Rabbi Rachel Esserman will discuss three books at the annual Temple Concord Sisterhood book talk on Sunday, January 30, at 11 am, at Temple Concord, 9 Riverside Dr., Binghamton, and on Zoom. The event is open to the public. Those interested in attending are asked to make a reservation, whether coming in person or joining via Zoom, by contacting Phyllis Kellenberger at email@example.com or 727-8305 by Wednesday, January 26. There is no charge for the program. The Zoom link is available here, meeting ID 389 722 4889 and passcode 230720; or by phone at 1-646-558-8656, meeting ID 389 722 4889 and passcode 230720. This information will also be e-mailed the week of the program.
During her talk, Esserman will review “The Slaughterman’s Daughter” by Yaniv Iczkovits, “Nirvana is Here” by Aaron Hamburger and “Come and Hear: What I Saw in My Seven-and-a-Half-Year Journey through the Talmud” by Adam Kirsch.
“I am again looking forward to one of my favorite events of the year,” Esserman said. “I’ve made sure to include a nonfiction work this year again by request. Each work is very different and I look forward to reading them. I’ve had ‘The Slaughterman’s Daughter’ on my shelf for most of the year and was debating reading it, but decided I would save it for this review. I was a big fan of Aaron Hamburger’s works and was delighted to learn he finally had a new novel out. As for ‘Come and Hear,’ I thought it sounded like a great way to introduce people to the Talmud.”
“The Slaughterman’s Daughter,” winner of the 2021 Wingate Literary Prize, has been described as “a family drama into far-reaching comedy of errors that will pit the Czar’s army against the Russian secret police and threaten the very foundations of the Russian Empire. It is a rollicking and unforgettable work of fiction.”
“Nirvana is Here” is the winner of a Bronze Medal, Foreword Reviews 2019 Indie Award for Best LGBTQ+ Fiction. The book was called “a wonder of a book” by novelist Lauren Grodstein (“Our Short History”): “As a Jewish Gen-Xer, the novel reminded me exactly of who I once was – and all that I still want to be.... a brilliant accomplishment.”
“Come and Hear: What I Saw in My Seven-and-a-Half-Year Journey Through the Talmud” has been described as “a kind of travel writing – a report on what [the author] saw during his seven-and-a-half-year journey through the Talmud. For readers who want to travel the same path, there is no better guide.”
Esserman is the executive editor and book reviewer for The Reporter Group. Her editorials and reviews have won awards from the American Jewish Press Association and the Syracuse Press Club. This year, she won four awards for her book reviews: first place and honorable mention in the American Jewish Press Club’s Simon Rockower Awards Book Review category, and first and second place in the Syracuse Press Club’s Critique category. She also serves at the Jewish chaplain for Broome Developmental Disabilities Service Office.

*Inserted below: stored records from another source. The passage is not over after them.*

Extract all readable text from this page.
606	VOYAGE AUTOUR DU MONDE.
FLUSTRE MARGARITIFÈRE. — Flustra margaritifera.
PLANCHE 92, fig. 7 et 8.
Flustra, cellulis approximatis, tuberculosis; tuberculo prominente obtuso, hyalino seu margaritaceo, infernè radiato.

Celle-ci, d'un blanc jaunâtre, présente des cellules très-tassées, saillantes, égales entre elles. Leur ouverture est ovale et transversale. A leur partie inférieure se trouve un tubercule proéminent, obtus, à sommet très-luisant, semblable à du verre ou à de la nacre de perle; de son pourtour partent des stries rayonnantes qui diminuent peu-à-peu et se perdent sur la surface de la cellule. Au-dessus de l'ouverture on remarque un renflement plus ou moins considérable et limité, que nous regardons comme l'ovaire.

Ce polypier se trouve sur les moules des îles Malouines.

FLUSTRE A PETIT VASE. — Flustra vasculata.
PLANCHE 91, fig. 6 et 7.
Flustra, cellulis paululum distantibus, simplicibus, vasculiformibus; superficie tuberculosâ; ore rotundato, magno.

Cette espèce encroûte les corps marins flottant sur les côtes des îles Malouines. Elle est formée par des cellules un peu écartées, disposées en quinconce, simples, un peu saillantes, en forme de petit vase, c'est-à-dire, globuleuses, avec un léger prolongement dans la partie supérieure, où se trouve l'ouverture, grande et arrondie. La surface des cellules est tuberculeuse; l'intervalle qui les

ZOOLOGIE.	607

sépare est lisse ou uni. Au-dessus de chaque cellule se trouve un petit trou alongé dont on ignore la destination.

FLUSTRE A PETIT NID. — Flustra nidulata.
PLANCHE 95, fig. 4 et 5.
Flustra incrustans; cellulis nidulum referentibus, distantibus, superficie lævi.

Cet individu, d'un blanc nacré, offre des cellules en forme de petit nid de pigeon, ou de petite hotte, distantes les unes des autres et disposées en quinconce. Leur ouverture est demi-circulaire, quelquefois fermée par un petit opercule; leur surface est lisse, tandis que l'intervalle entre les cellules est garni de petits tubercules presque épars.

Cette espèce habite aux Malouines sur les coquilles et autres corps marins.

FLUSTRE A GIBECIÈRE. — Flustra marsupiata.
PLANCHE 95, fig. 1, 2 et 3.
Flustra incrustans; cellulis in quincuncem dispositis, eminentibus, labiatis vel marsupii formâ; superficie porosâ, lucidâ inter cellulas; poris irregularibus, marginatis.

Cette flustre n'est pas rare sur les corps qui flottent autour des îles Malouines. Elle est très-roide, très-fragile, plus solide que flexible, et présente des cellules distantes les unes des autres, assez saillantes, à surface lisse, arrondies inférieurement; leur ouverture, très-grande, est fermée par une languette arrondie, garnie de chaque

Her work has been published in “The Women’s Torah Commentary” and “The Women’s Haftarah Commentary,” both by Jewish Lights Publishing. She also has had a book of poetry, “I Stand By The River,” published by Keshet Press of Temple Concord. A Reconstructionist rabbi who says her first love is teaching, she sees her position at The Reporter as an opportunity to educate the public about Judaism.

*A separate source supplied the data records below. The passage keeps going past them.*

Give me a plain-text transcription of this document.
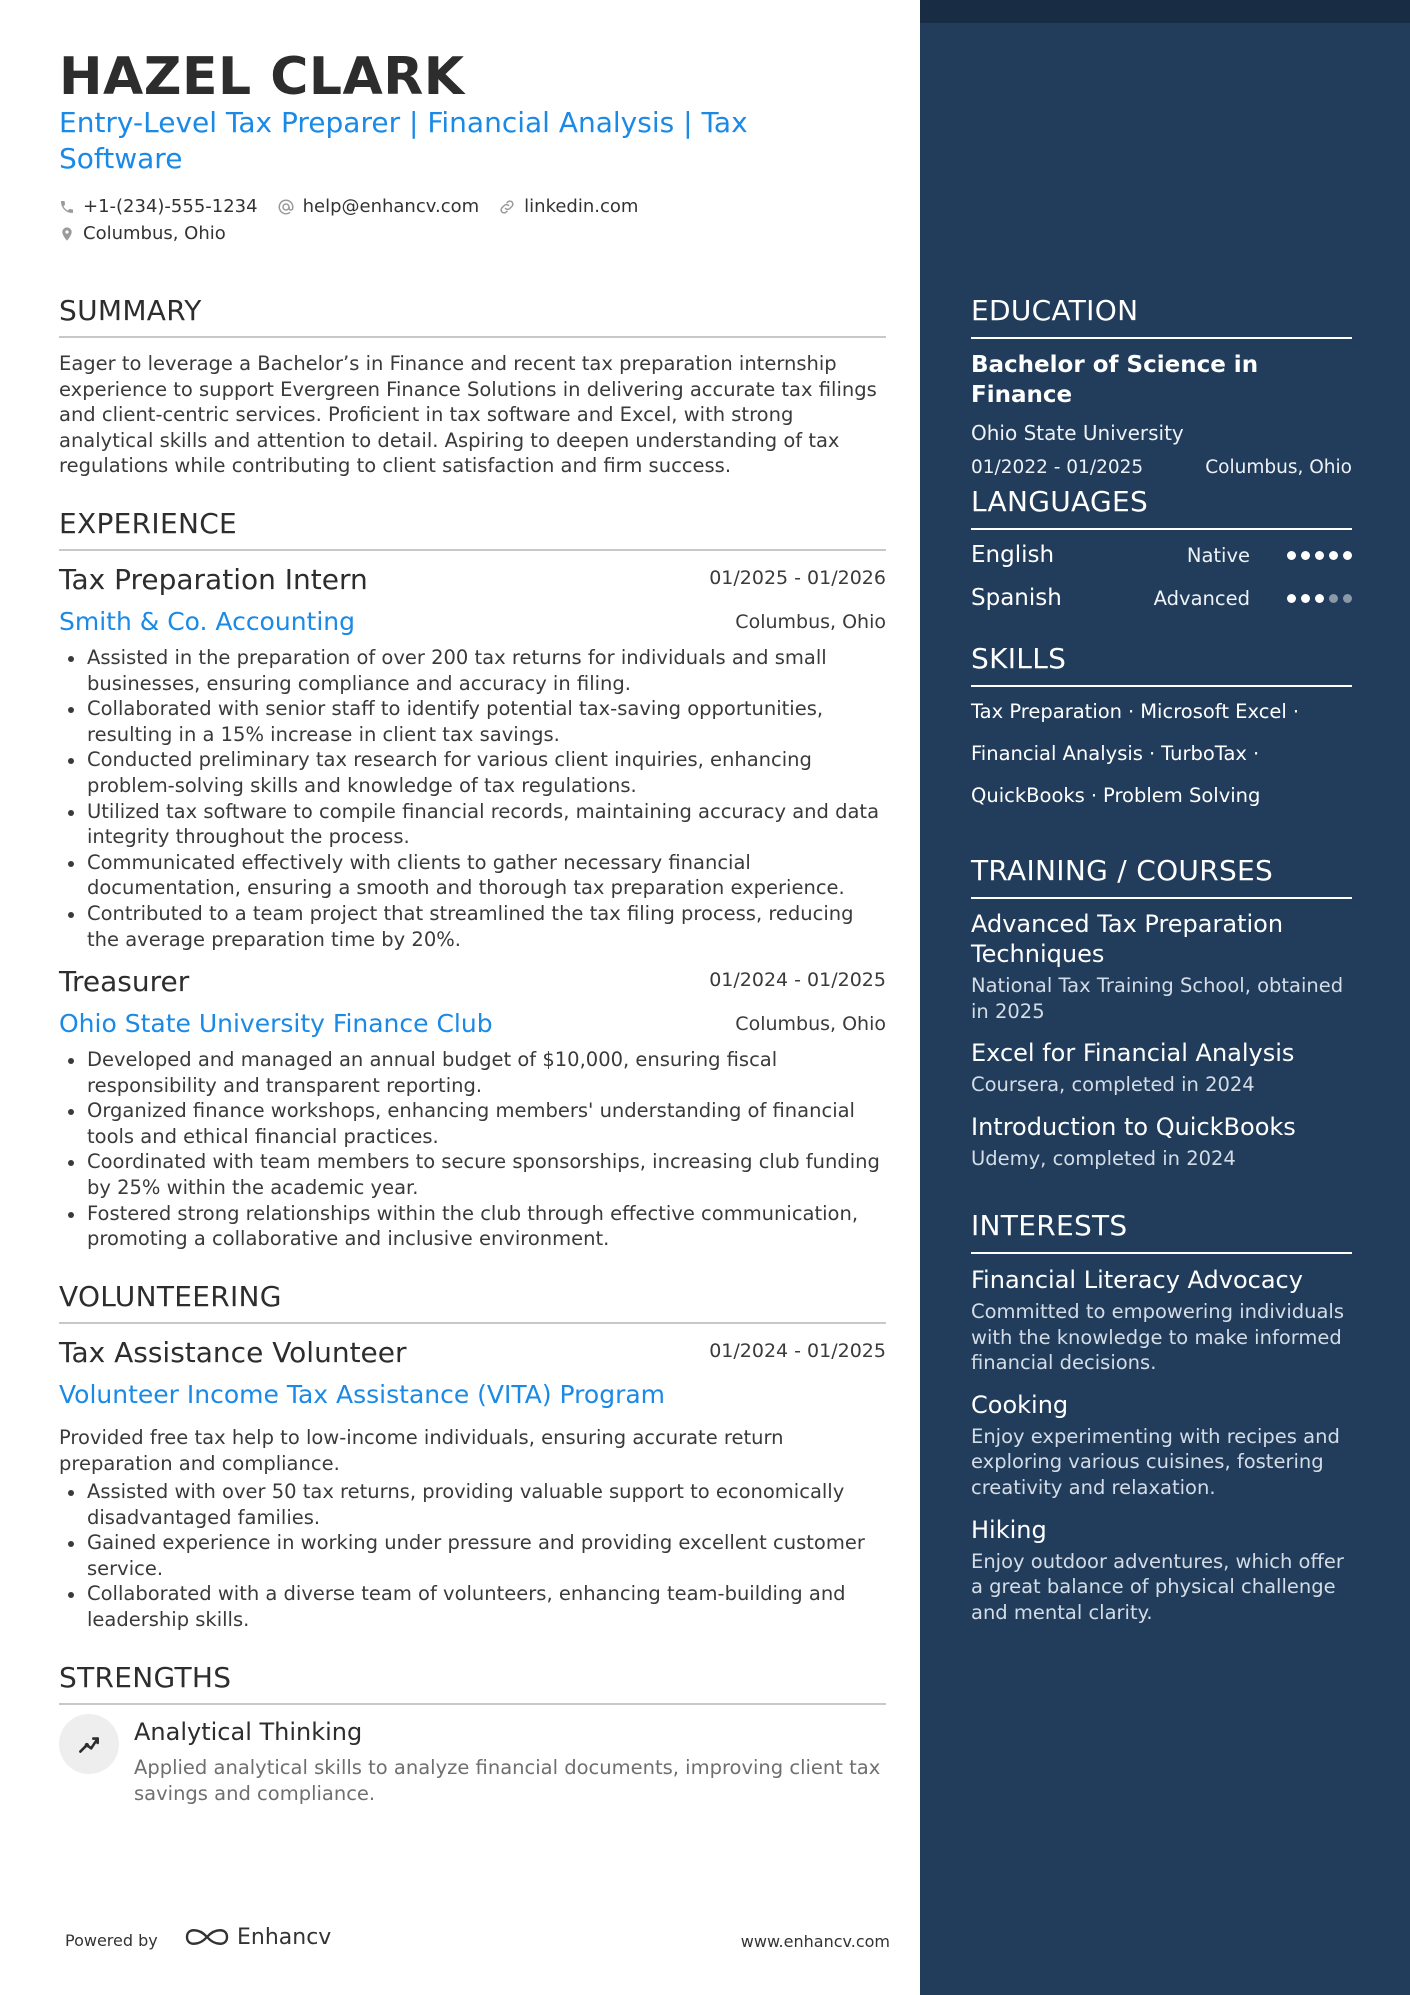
HAZEL CLARK
Entry-Level Tax Preparer | Financial Analysis | Tax Software
+1-(234)-555-1234	help@enhancv.com	linkedin.com
Columbus, Ohio
SUMMARY
Eager to leverage a Bachelor’s in Finance and recent tax preparation internship experience to support Evergreen Finance Solutions in delivering accurate tax filings and client-centric services. Proficient in tax software and Excel, with strong analytical skills and attention to detail. Aspiring to deepen understanding of tax regulations while contributing to client satisfaction and firm success.
EXPERIENCE
Tax Preparation Intern	01/2025 - 01/2026
Smith & Co. Accounting	Columbus, Ohio
Assisted in the preparation of over 200 tax returns for individuals and small businesses, ensuring compliance and accuracy in filing.
Collaborated with senior staff to identify potential tax-saving opportunities, resulting in a 15% increase in client tax savings.
Conducted preliminary tax research for various client inquiries, enhancing problem-solving skills and knowledge of tax regulations.
Utilized tax software to compile financial records, maintaining accuracy and data integrity throughout the process.
Communicated effectively with clients to gather necessary financial documentation, ensuring a smooth and thorough tax preparation experience.
Contributed to a team project that streamlined the tax filing process, reducing the average preparation time by 20%.
Treasurer	01/2024 - 01/2025
Ohio State University Finance Club	Columbus, Ohio
Developed and managed an annual budget of $10,000, ensuring fiscal responsibility and transparent reporting.
Organized finance workshops, enhancing members' understanding of financial tools and ethical financial practices.
Coordinated with team members to secure sponsorships, increasing club funding by 25% within the academic year.
Fostered strong relationships within the club through effective communication, promoting a collaborative and inclusive environment.
VOLUNTEERING
Tax Assistance Volunteer	01/2024 - 01/2025
Volunteer Income Tax Assistance (VITA) Program
Provided free tax help to low-income individuals, ensuring accurate return preparation and compliance.
Assisted with over 50 tax returns, providing valuable support to economically disadvantaged families.
Gained experience in working under pressure and providing excellent customer service.
Collaborated with a diverse team of volunteers, enhancing team-building and leadership skills.
STRENGTHS
Analytical Thinking
Applied analytical skills to analyze financial documents, improving client tax savings and compliance.
Powered by	Enhancv	www.enhancv.com
EDUCATION
Bachelor of Science in Finance
Ohio State University
01/2022 - 01/2025	Columbus, Ohio
LANGUAGES
English	Native
Spanish	Advanced
SKILLS
Tax Preparation · Microsoft Excel ·
Financial Analysis · TurboTax ·
QuickBooks · Problem Solving
TRAINING / COURSES
Advanced Tax Preparation Techniques
National Tax Training School, obtained in 2025
Excel for Financial Analysis
Coursera, completed in 2024
Introduction to QuickBooks
Udemy, completed in 2024
INTERESTS
Financial Literacy Advocacy
Committed to empowering individuals with the knowledge to make informed financial decisions.
Cooking
Enjoy experimenting with recipes and exploring various cuisines, fostering creativity and relaxation.
Hiking
Enjoy outdoor adventures, which offer a great balance of physical challenge and mental clarity.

Esserman also is a freelance rabbi who does lifecycle events, hospital visits, chaplaincy; and has been rabbi-on-call when needed by local Reform and Conservative synagogues. Her education includes a B.A. in sociology from the University of Pennsylvania, and rabbinic ordination and an M.A. in Hebrew letters from the Reconstructionist Rabbinical College, Wyncote, PA.